Top 7 Tips for a Difficult Quarterly Conversation
The worst thing about management is having a difficult conversation with a direct report. The second worst thing is preparing for that conversation. In the Entrepreneurial Operating System®, you have the potential for at least one difficult conversation every 90 days.
While the Quarterly Conversation™ is designed to prevent those meltdown scenarios, that doesn’t mean every Quarterly Conversation will be a bed of roses. But even your toughest conversations can be healthy ones.
We won’t get into the dos and don’ts of a Quarterly Conversation—there are plenty of articles on the EOS Worldwide website for that. But here are seven tips to help you nail that tough conversation you’re dreading.
Ninety-nine percent of the time, you should know beforehand if your Quarterly Conversation is going to be a difficult one. There’s no reason for going into the conversation ill-prepared.
Preparation doesn’t mean:
- Compiling a mountain of evidence against your employee.
- Constructing arguments to counter your employee’s excuses or accusations.
- Brooding on your negative emotions.
Preparation does mean:
- Knowing your desired outcomes.
- Doing your homework to understand the situation.
- Anticipating where the meeting can go poorly and determining your response.
- Understanding your own emotions and identifying a healthy way to handle them in the moment.
- Planning a structure to the conversation that will help defuse emotions.
- Rehearsing your words.
This can be the hardest thing to do. When a tough conversation gets heated, your immediate reaction is to go into self-defense mode. That’s the last thing to do. Instead of closing down, open up more. Open your ears, open your eyes, open your mind. Don’t just hear your direct report—listen to them.
The best managers get attentive when a conversation isn’t going well. Your best shot at improving the situation comes by understanding the situation. That includes understanding the other person’s perspective—truly “getting it”—even if they’re wrong.
Emotional conversations are always worse when all you have is vague statements to make your point. Without specific examples that clearly back up your statements, it’s just your opinion against the other person’s. And that’s not a fun place for either of you to be in.
But specifics are objective. They reduce the emotional aspect, because it’s just bare facts. If you can point to specific instances where a mistake was made, or a Core Value wasn’t followed, you’ll start to get them nodding with you. Now you’ve got common ground to move forward!
Fix the Problem, Not the Person
If things get heated, you could find yourself making accusatory statements, like, “You never give anyone the benefit of the doubt” or, “You don’t consider how your actions affect other people.”
The problem with accusations like these is that you don’t have access to a person’s mind or heart. You don’t know what anyone is thinking or feeling, and you can’t know their motives, unless they tell you. You can guess (and you might be right), but you don’t have the objective position to accuse anyone.

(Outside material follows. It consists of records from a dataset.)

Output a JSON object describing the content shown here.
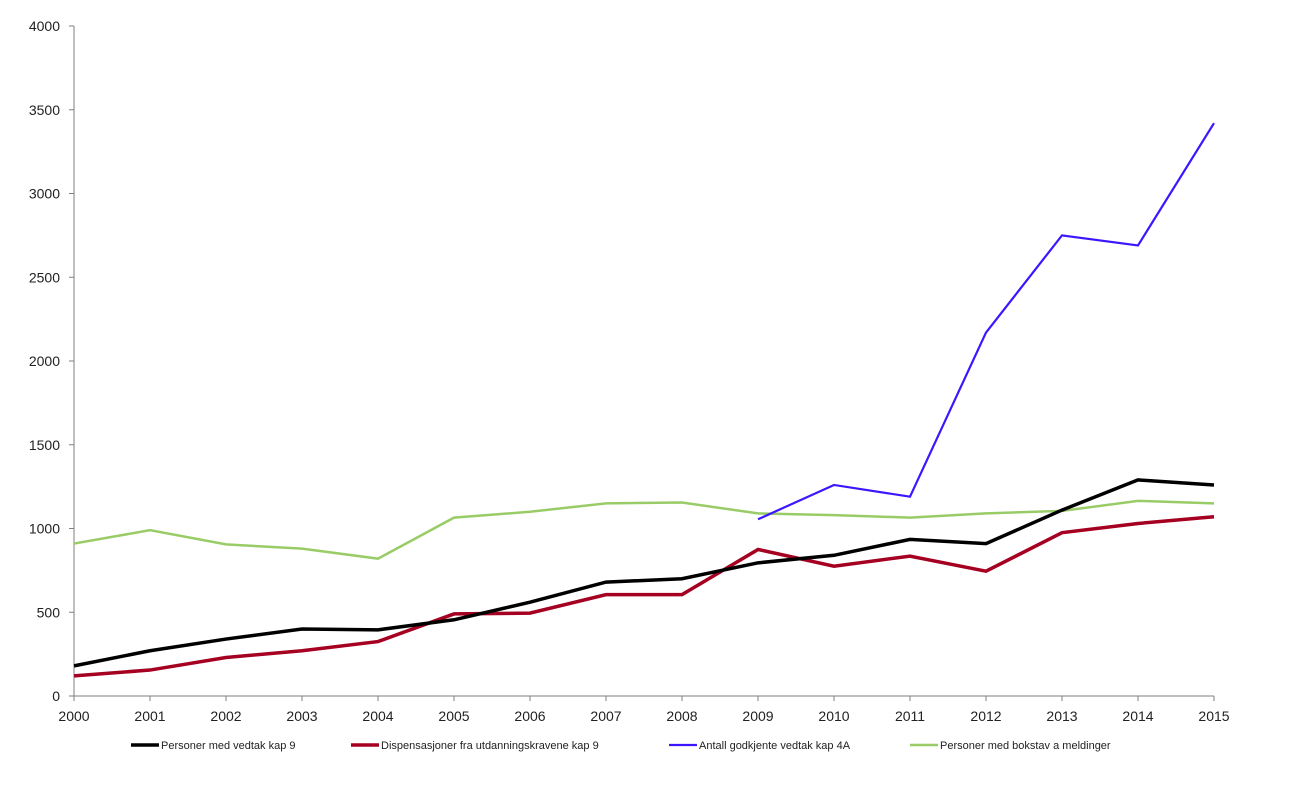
{
  "chart_data": {
    "type": "line",
    "title": "",
    "xlabel": "",
    "ylabel": "",
    "x": [
      2000,
      2001,
      2002,
      2003,
      2004,
      2005,
      2006,
      2007,
      2008,
      2009,
      2010,
      2011,
      2012,
      2013,
      2014,
      2015
    ],
    "ylim": [
      0,
      4000
    ],
    "yticks": [
      0,
      500,
      1000,
      1500,
      2000,
      2500,
      3000,
      3500,
      4000
    ],
    "grid": false,
    "legend_position": "bottom",
    "series": [
      {
        "name": "Personer med vedtak kap 9",
        "color": "#000000",
        "values": [
          180,
          270,
          340,
          400,
          395,
          455,
          560,
          680,
          700,
          795,
          840,
          935,
          910,
          1110,
          1290,
          1260
        ]
      },
      {
        "name": "Dispensasjoner fra utdanningskravene kap 9",
        "color": "#a50021",
        "values": [
          120,
          155,
          230,
          270,
          325,
          490,
          495,
          605,
          605,
          875,
          775,
          835,
          745,
          975,
          1030,
          1070
        ]
      },
      {
        "name": "Antall godkjente vedtak kap 4A",
        "color": "#3b17ff",
        "values": [
          null,
          null,
          null,
          null,
          null,
          null,
          null,
          null,
          null,
          1055,
          1260,
          1190,
          2170,
          2750,
          2690,
          3420
        ]
      },
      {
        "name": "Personer med bokstav a meldinger",
        "color": "#99cc66",
        "values": [
          910,
          990,
          905,
          880,
          820,
          1065,
          1100,
          1150,
          1155,
          1090,
          1080,
          1065,
          1090,
          1105,
          1165,
          1150
        ]
      }
    ]
  }
}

But you can say that their actions appear to come from a certain motive or mindset. “It feels like…” is 100 percent valid, because now you’re sharing your experience of their actions. And your direct report can’t argue against that.
Besides that, accusatory statements center on the individual. Instead, focus on the issue. You can’t fix people, but you can fix problems!
If you’ve done your homework, there’s no room for debate. Expectations have either been met, or they haven’t. Acknowledge your direct report’s perspective, but don’t open the door for argument.
Instead, focus on moving forward, getting on the same page and finding a solution everyone can agree with.
Help First, in All Things
Above all, remember that your job as a manager is to help your people succeed. That doesn’t change when you have to have a difficult Quarterly Conversation. Approach the meeting with the intention of helping your direct report, and doing whatever is in their (and your team’s) best interests.
If you make it clear and obvious that you are for your people, even the most difficult conversations can be healthy and positive ones.